Quarterly Market Insights
October 2025
A Season of Surging Markets and Shifting Narratives
The third quarter of 2025 has been a period of remarkable market activity and evolving economic narratives. Investors have witnessed significant moves across equities, bonds, currencies and commodities, with several themes dominating the headlines.
Gold’s Meteoric Rise and the AI Investment Boom
Gold has captured attention with a dramatic rally, driven by both investor and central bank demand as they seek diversification away from the US dollar. While such price action can be exhilarating, history reminds us that rapid, sentiment-driven surges often lead to equally sharp corrections. As always, we encourage clients to view such episodes through a long-term lens, recognising that the most durable gains are rarely found in the heat of a frenzy.
Meanwhile, artificial intelligence remains the engine of equity market returns. The world’s largest technology companies have committed unprecedented capital to AI infrastructure, forging new alliances and reshaping the competitive landscape.
This echoes the late 1990s IT boom, with concentrated gains and rising correlations among the market’s giants. While innovation is a powerful force, we remain mindful that today’s winners are often already priced for perfection.
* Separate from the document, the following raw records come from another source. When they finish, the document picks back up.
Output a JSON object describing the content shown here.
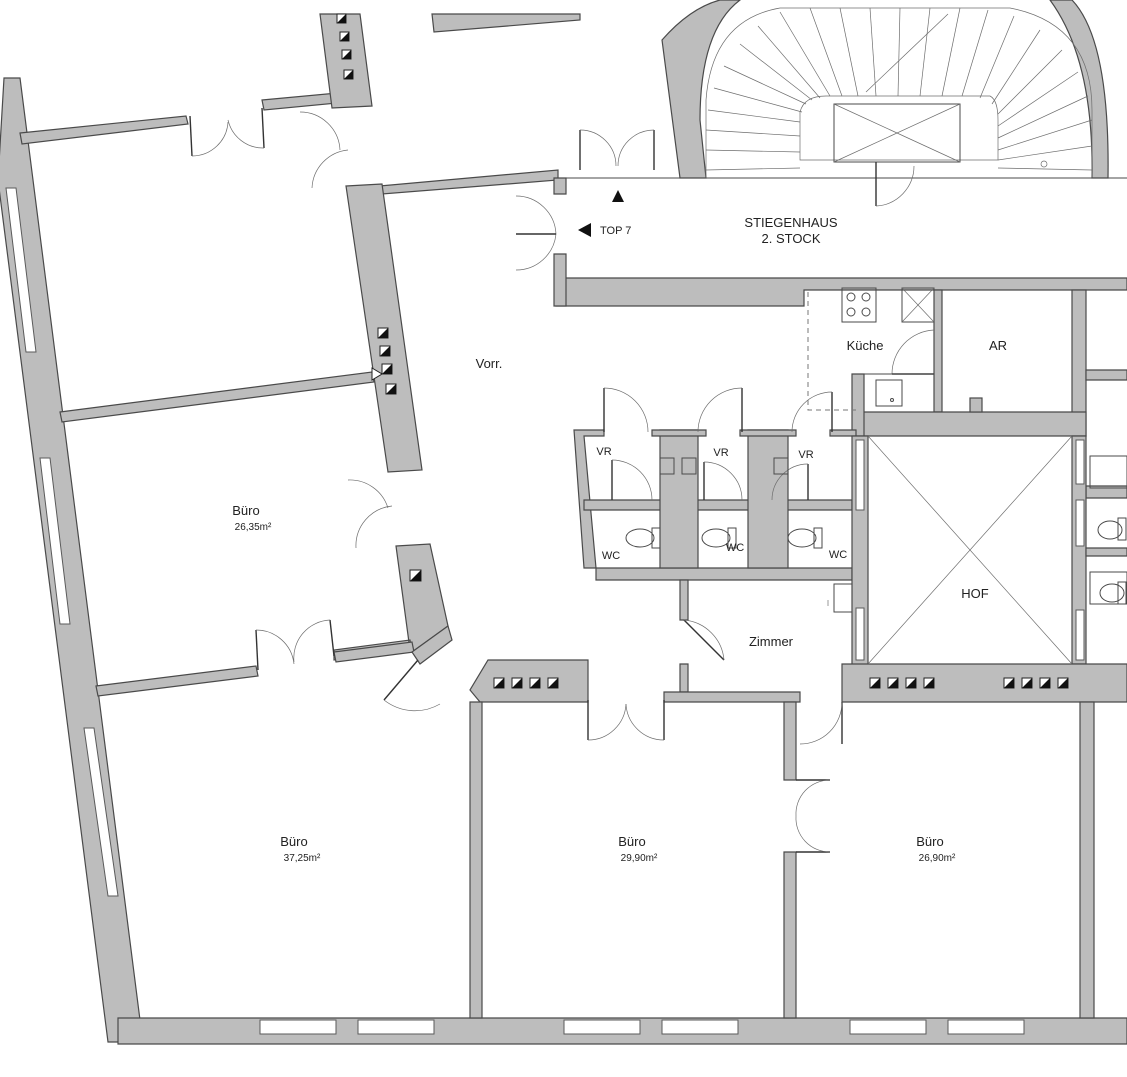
{
  "plan": {
    "stair": {
      "title": "STIEGENHAUS",
      "subtitle": "2. STOCK"
    },
    "entrance_label": "TOP 7",
    "rooms": {
      "vorr": {
        "name": "Vorr."
      },
      "kueche": {
        "name": "Küche"
      },
      "ar": {
        "name": "AR"
      },
      "hof": {
        "name": "HOF"
      },
      "zimmer": {
        "name": "Zimmer"
      },
      "vr1": {
        "name": "VR"
      },
      "vr2": {
        "name": "VR"
      },
      "vr3": {
        "name": "VR"
      },
      "wc1": {
        "name": "WC"
      },
      "wc2": {
        "name": "WC"
      },
      "wc3": {
        "name": "WC"
      },
      "buero_upper_left": {
        "name": "Büro",
        "area": "26,35m²"
      },
      "buero_lower_left": {
        "name": "Büro",
        "area": "37,25m²"
      },
      "buero_lower_mid": {
        "name": "Büro",
        "area": "29,90m²"
      },
      "buero_lower_right": {
        "name": "Büro",
        "area": "26,90m²"
      }
    },
    "colors": {
      "wall_fill": "#bdbdbd",
      "line": "#4a4a4a"
    }
  }
}
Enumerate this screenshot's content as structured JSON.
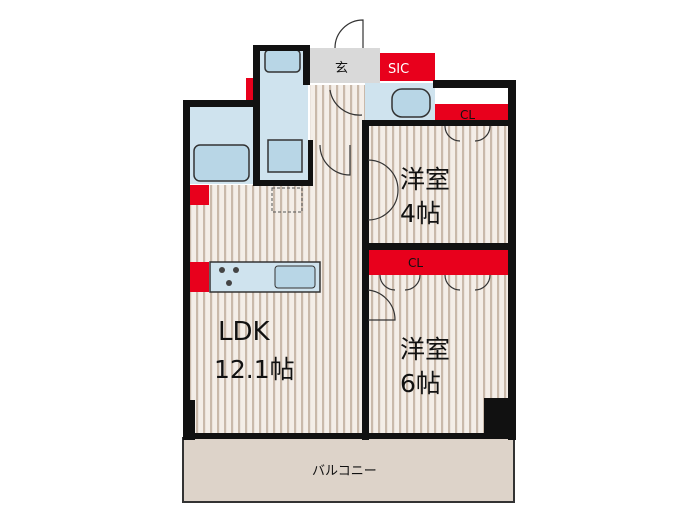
{
  "rooms": {
    "ldk": {
      "name": "LDK",
      "size": "12.1帖"
    },
    "western_room_1": {
      "name": "洋室",
      "size": "4帖"
    },
    "western_room_2": {
      "name": "洋室",
      "size": "6帖"
    },
    "balcony": "バルコニー",
    "entrance": "玄",
    "shoe_closet": "SIC",
    "closet_upper": "CL",
    "closet_lower": "CL"
  },
  "colors": {
    "wall": "#111111",
    "storage": "#e8001c",
    "floor_stripe": "#b8a898",
    "wet_area": "#cfe3ee",
    "balcony": "#ddd3c9",
    "entrance": "#d9d9d9"
  }
}
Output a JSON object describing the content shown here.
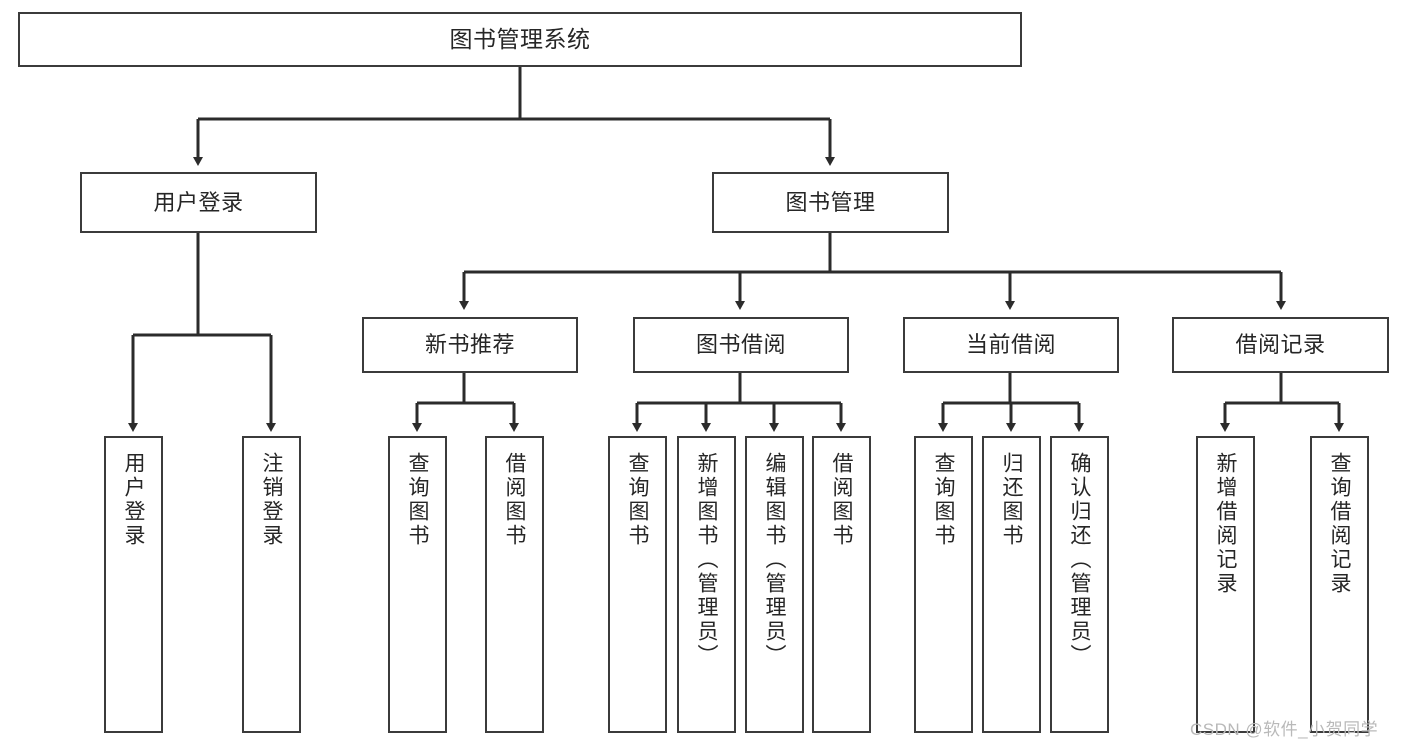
{
  "diagram": {
    "type": "tree",
    "title": "图书管理系统",
    "orientation": "top-down",
    "colors": {
      "background": "#ffffff",
      "box_border": "#3b3b3b",
      "box_fill": "#ffffff",
      "edge": "#2b2b2b",
      "text": "#262626",
      "watermark": "#b9b9b9"
    }
  },
  "nodes": {
    "root": {
      "label": "图书管理系统",
      "level": 0
    },
    "user_login": {
      "label": "用户登录",
      "level": 1
    },
    "book_manage": {
      "label": "图书管理",
      "level": 1
    },
    "new_book_rec": {
      "label": "新书推荐",
      "level": 2
    },
    "book_borrow": {
      "label": "图书借阅",
      "level": 2
    },
    "current_borrow": {
      "label": "当前借阅",
      "level": 2
    },
    "borrow_record": {
      "label": "借阅记录",
      "level": 2
    },
    "leaf_user_login": {
      "label": "用户登录",
      "level": 3
    },
    "leaf_logout": {
      "label": "注销登录",
      "level": 3
    },
    "leaf_query_book_1": {
      "label": "查询图书",
      "level": 3
    },
    "leaf_borrow_book_1": {
      "label": "借阅图书",
      "level": 3
    },
    "leaf_query_book_2": {
      "label": "查询图书",
      "level": 3
    },
    "leaf_add_book": {
      "label": "新增图书（管理员）",
      "level": 3
    },
    "leaf_edit_book": {
      "label": "编辑图书（管理员）",
      "level": 3
    },
    "leaf_borrow_book_2": {
      "label": "借阅图书",
      "level": 3
    },
    "leaf_query_book_3": {
      "label": "查询图书",
      "level": 3
    },
    "leaf_return_book": {
      "label": "归还图书",
      "level": 3
    },
    "leaf_confirm_return": {
      "label": "确认归还（管理员）",
      "level": 3
    },
    "leaf_add_record": {
      "label": "新增借阅记录",
      "level": 3
    },
    "leaf_query_record": {
      "label": "查询借阅记录",
      "level": 3
    }
  },
  "edges": [
    {
      "from": "root",
      "to": "user_login"
    },
    {
      "from": "root",
      "to": "book_manage"
    },
    {
      "from": "user_login",
      "to": "leaf_user_login"
    },
    {
      "from": "user_login",
      "to": "leaf_logout"
    },
    {
      "from": "book_manage",
      "to": "new_book_rec"
    },
    {
      "from": "book_manage",
      "to": "book_borrow"
    },
    {
      "from": "book_manage",
      "to": "current_borrow"
    },
    {
      "from": "book_manage",
      "to": "borrow_record"
    },
    {
      "from": "new_book_rec",
      "to": "leaf_query_book_1"
    },
    {
      "from": "new_book_rec",
      "to": "leaf_borrow_book_1"
    },
    {
      "from": "book_borrow",
      "to": "leaf_query_book_2"
    },
    {
      "from": "book_borrow",
      "to": "leaf_add_book"
    },
    {
      "from": "book_borrow",
      "to": "leaf_edit_book"
    },
    {
      "from": "book_borrow",
      "to": "leaf_borrow_book_2"
    },
    {
      "from": "current_borrow",
      "to": "leaf_query_book_3"
    },
    {
      "from": "current_borrow",
      "to": "leaf_return_book"
    },
    {
      "from": "current_borrow",
      "to": "leaf_confirm_return"
    },
    {
      "from": "borrow_record",
      "to": "leaf_add_record"
    },
    {
      "from": "borrow_record",
      "to": "leaf_query_record"
    }
  ],
  "watermark": {
    "text": "CSDN @软件_小贺同学"
  }
}
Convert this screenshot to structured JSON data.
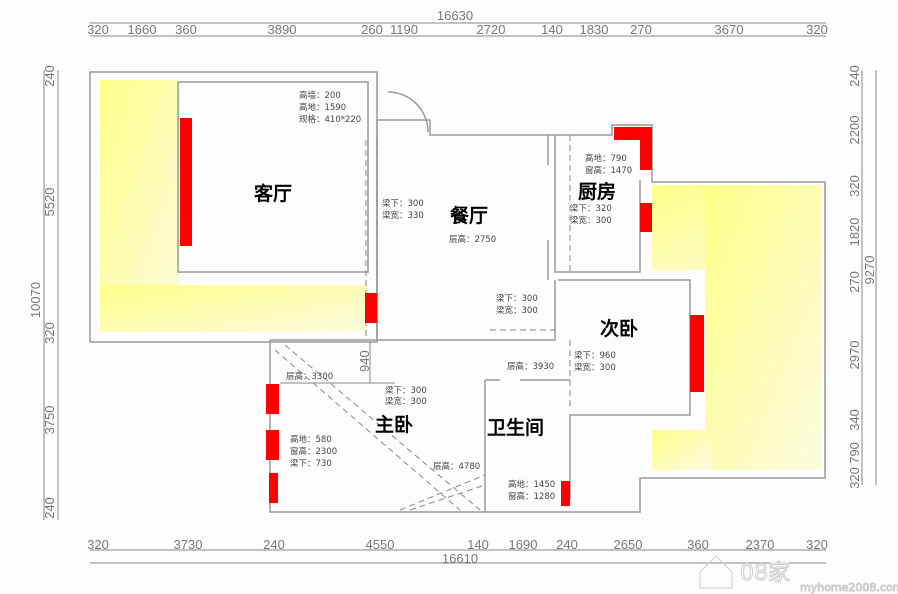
{
  "dimensions": {
    "top_total": "16630",
    "top": [
      "320",
      "1660",
      "360",
      "3890",
      "260",
      "1190",
      "2720",
      "140",
      "1830",
      "270",
      "3670",
      "320"
    ],
    "bottom_total": "16610",
    "bottom": [
      "320",
      "3730",
      "240",
      "4550",
      "140",
      "1690",
      "240",
      "2650",
      "360",
      "2370",
      "320"
    ],
    "left": [
      "240",
      "5520",
      "10070",
      "320",
      "3750",
      "240"
    ],
    "right": [
      "240",
      "2200",
      "320",
      "1820",
      "9270",
      "270",
      "2970",
      "340",
      "790",
      "320"
    ],
    "mb_940": "940"
  },
  "rooms": {
    "living": "客厅",
    "dining": "餐厅",
    "kitchen": "厨房",
    "second_bed": "次卧",
    "master_bed": "主卧",
    "bathroom": "卫生间"
  },
  "notes": {
    "living": [
      "高墙：200",
      "高地：1590",
      "规格：410*220"
    ],
    "dining_beam": [
      "梁下：300",
      "梁宽：330"
    ],
    "dining_height": "层高：2750",
    "kitchen_win": [
      "高地：790",
      "窗高：1470"
    ],
    "kitchen_beam": [
      "梁下：320",
      "梁宽：300"
    ],
    "dining_beam2": [
      "梁下：300",
      "梁宽：300"
    ],
    "second_beam": [
      "梁下：960",
      "梁宽：300"
    ],
    "height_3930": "层高：3930",
    "height_3300": "层高：3300",
    "master_beam": [
      "梁下：300",
      "梁宽：300"
    ],
    "master_win": [
      "高地：580",
      "窗高：2300",
      "梁下：730"
    ],
    "height_4780": "层高：4780",
    "bath_win": [
      "高地：1450",
      "窗高：1280"
    ]
  },
  "watermark": {
    "brand": "08家",
    "url": "myhome2008.com"
  },
  "colors": {
    "window": "#ff0000",
    "balcony": "#ffff99",
    "wall": "#999999"
  }
}
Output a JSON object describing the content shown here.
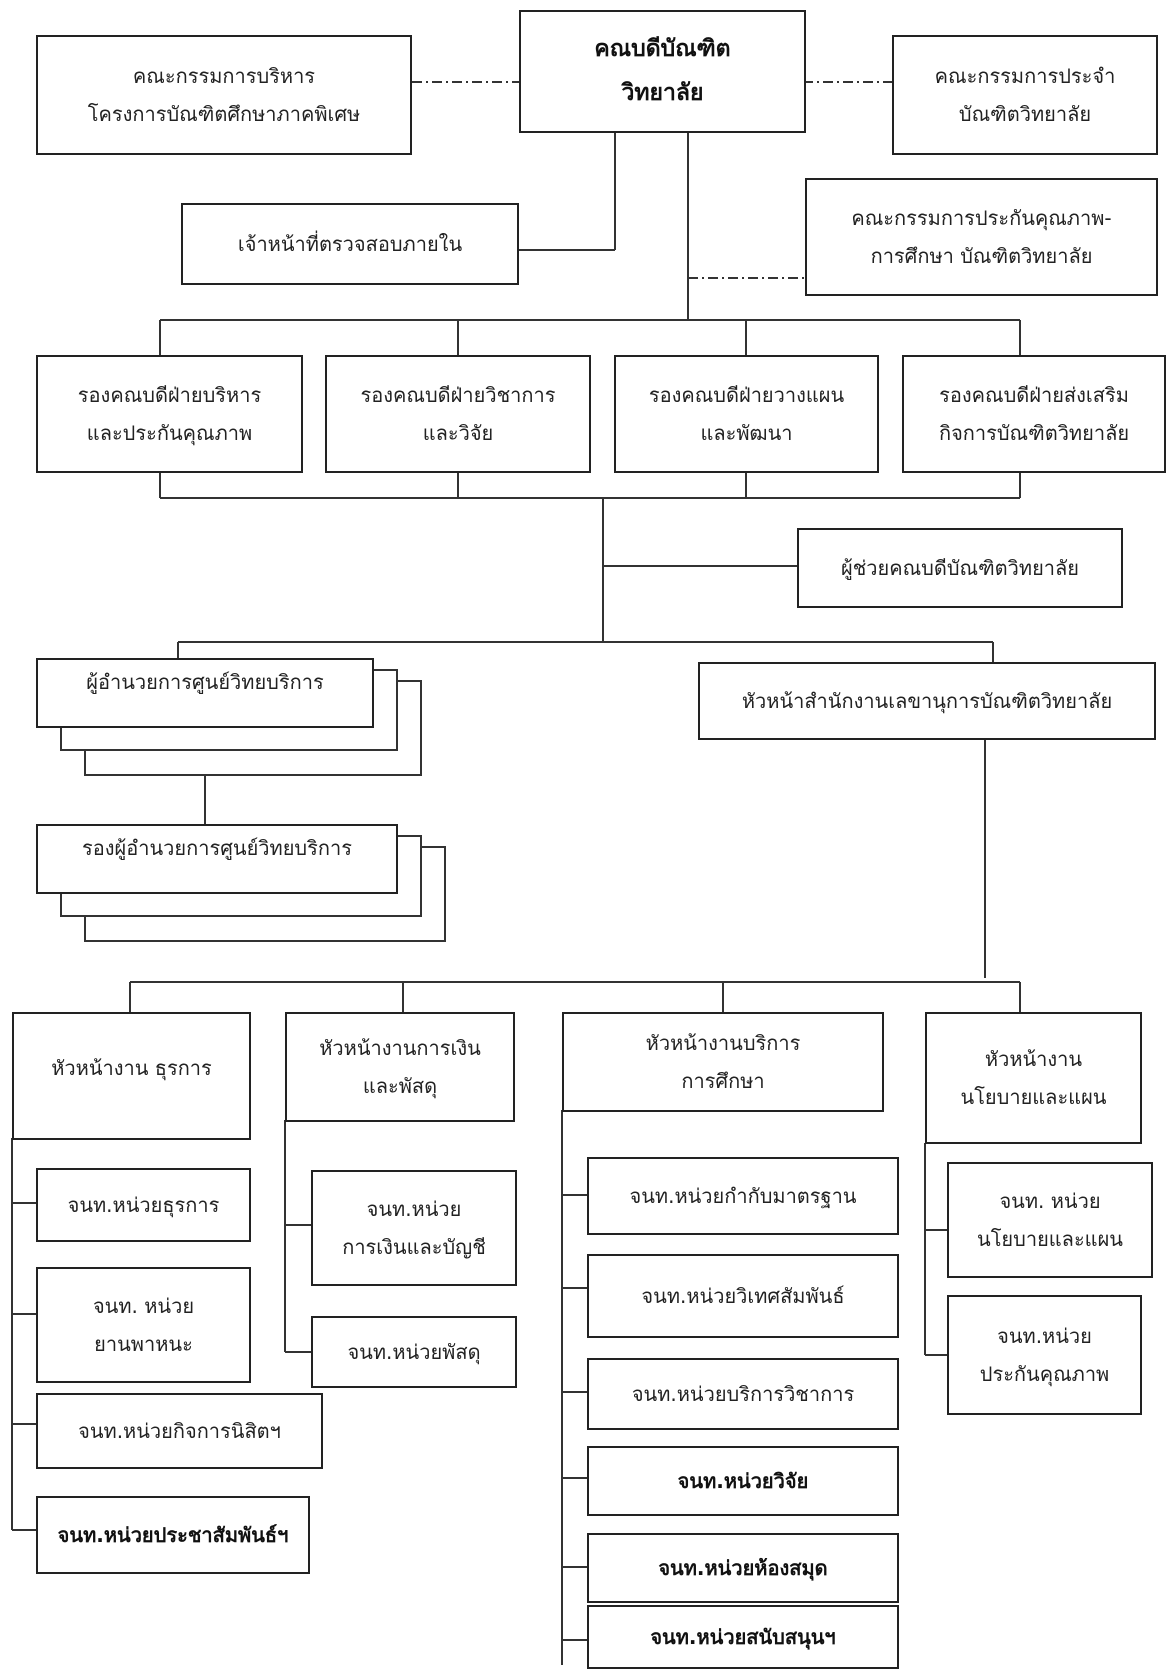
{
  "dean": [
    "คณบดีบัณฑิต",
    "วิทยาลัย"
  ],
  "special_committee": [
    "คณะกรรมการบริหาร",
    "โครงการบัณฑิตศึกษาภาคพิเศษ"
  ],
  "standing_committee": [
    "คณะกรรมการประจำ",
    "บัณฑิตวิทยาลัย"
  ],
  "internal_auditor": "เจ้าหน้าที่ตรวจสอบภายใน",
  "qa_committee": [
    "คณะกรรมการประกันคุณภาพ-",
    "การศึกษา บัณฑิตวิทยาลัย"
  ],
  "deputy_deans": [
    [
      "รองคณบดีฝ่ายบริหาร",
      "และประกันคุณภาพ"
    ],
    [
      "รองคณบดีฝ่ายวิชาการ",
      "และวิจัย"
    ],
    [
      "รองคณบดีฝ่ายวางแผน",
      "และพัฒนา"
    ],
    [
      "รองคณบดีฝ่ายส่งเสริม",
      "กิจการบัณฑิตวิทยาลัย"
    ]
  ],
  "assistant_dean": "ผู้ช่วยคณบดีบัณฑิตวิทยาลัย",
  "center_director": "ผู้อำนวยการศูนย์วิทยบริการ",
  "deputy_center_director": "รองผู้อำนวยการศูนย์วิทยบริการ",
  "office_head": "หัวหน้าสำนักงานเลขานุการบัณฑิตวิทยาลัย",
  "section_heads": [
    [
      "หัวหน้างาน ธุรการ"
    ],
    [
      "หัวหน้างานการเงิน",
      "และพัสดุ"
    ],
    [
      "หัวหน้างานบริการ",
      "การศึกษา"
    ],
    [
      "หัวหน้างาน",
      "นโยบายและแผน"
    ]
  ],
  "general_admin_units": [
    [
      "จนท.หน่วยธุรการ"
    ],
    [
      "จนท. หน่วย",
      "ยานพาหนะ"
    ],
    [
      "จนท.หน่วยกิจการนิสิตฯ"
    ],
    [
      "จนท.หน่วยประชาสัมพันธ์ฯ"
    ]
  ],
  "finance_units": [
    [
      "จนท.หน่วย",
      "การเงินและบัญชี"
    ],
    [
      "จนท.หน่วยพัสดุ"
    ]
  ],
  "education_service_units": [
    [
      "จนท.หน่วยกำกับมาตรฐาน"
    ],
    [
      "จนท.หน่วยวิเทศสัมพันธ์"
    ],
    [
      "จนท.หน่วยบริการวิชาการ"
    ],
    [
      "จนท.หน่วยวิจัย"
    ],
    [
      "จนท.หน่วยห้องสมุด"
    ],
    [
      "จนท.หน่วยสนับสนุนฯ"
    ]
  ],
  "policy_units": [
    [
      "จนท. หน่วย",
      "นโยบายและแผน"
    ],
    [
      "จนท.หน่วย",
      "ประกันคุณภาพ"
    ]
  ]
}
Emerging Markets Step into the Light
A notable feature of Q3 has been the broad re-rating of emerging market assets. Improved fundamentals, healthier balance sheets, moderating inflation and proactive central banks have supported both equity and fixed income markets in these regions.
Countries like Brazil, China and South Korea have stood out, not just for their leadership in advanced technologies but also for compelling valuations. These markets, while volatile, offer differentiated sources of long-term growth for patient investors.
Developed Markets: Resilience Amid Uncertainty
Developed market equities, particularly in the US, UK and Europe, continued to post gains, buoyed by robust corporate earnings and supportive monetary policy. The much-anticipated interest rate cut in the US materialised in September, with markets now pricing in further easing.
In the UK, inflation remains above target, prompting the Bank of England to hold rates steady. Across regions, the interplay of politics, policy and economic data continues to shape sentiment, but the underlying message is one of resilience.
Fixed Income: Opportunity in Quality and Diversification
Bond markets have also delivered positive returns, with emerging market debt and high-quality government bonds benefiting from falling yields and currency appreciation. As always, diversification across geographies and asset classes has helped to cushion portfolios against volatility and capture opportunities as they arise.
Looking Forward: The Value of Discipline and Diversification
As we reflect on the quarter, a few enduring principles stand out.
Diversification remains essential. The best opportunities are often found where others are not looking and a broad approach helps manage risk in uncertain times.
Long-term focus is key. Markets will always offer distractions, whether in the form of gold rallies, AI booms or political headlines, but the real rewards accrue to those who stay the course.
Valuation matters. We continue to seek out areas where prices do not fully reflect long-term potential, while avoiding the temptation to chase what is already popular.
In Closing
The past three months have offered both excitement and challenge, but our commitment remains unchanged: to help you navigate complexity with clarity, discipline and a focus on your long-term goals.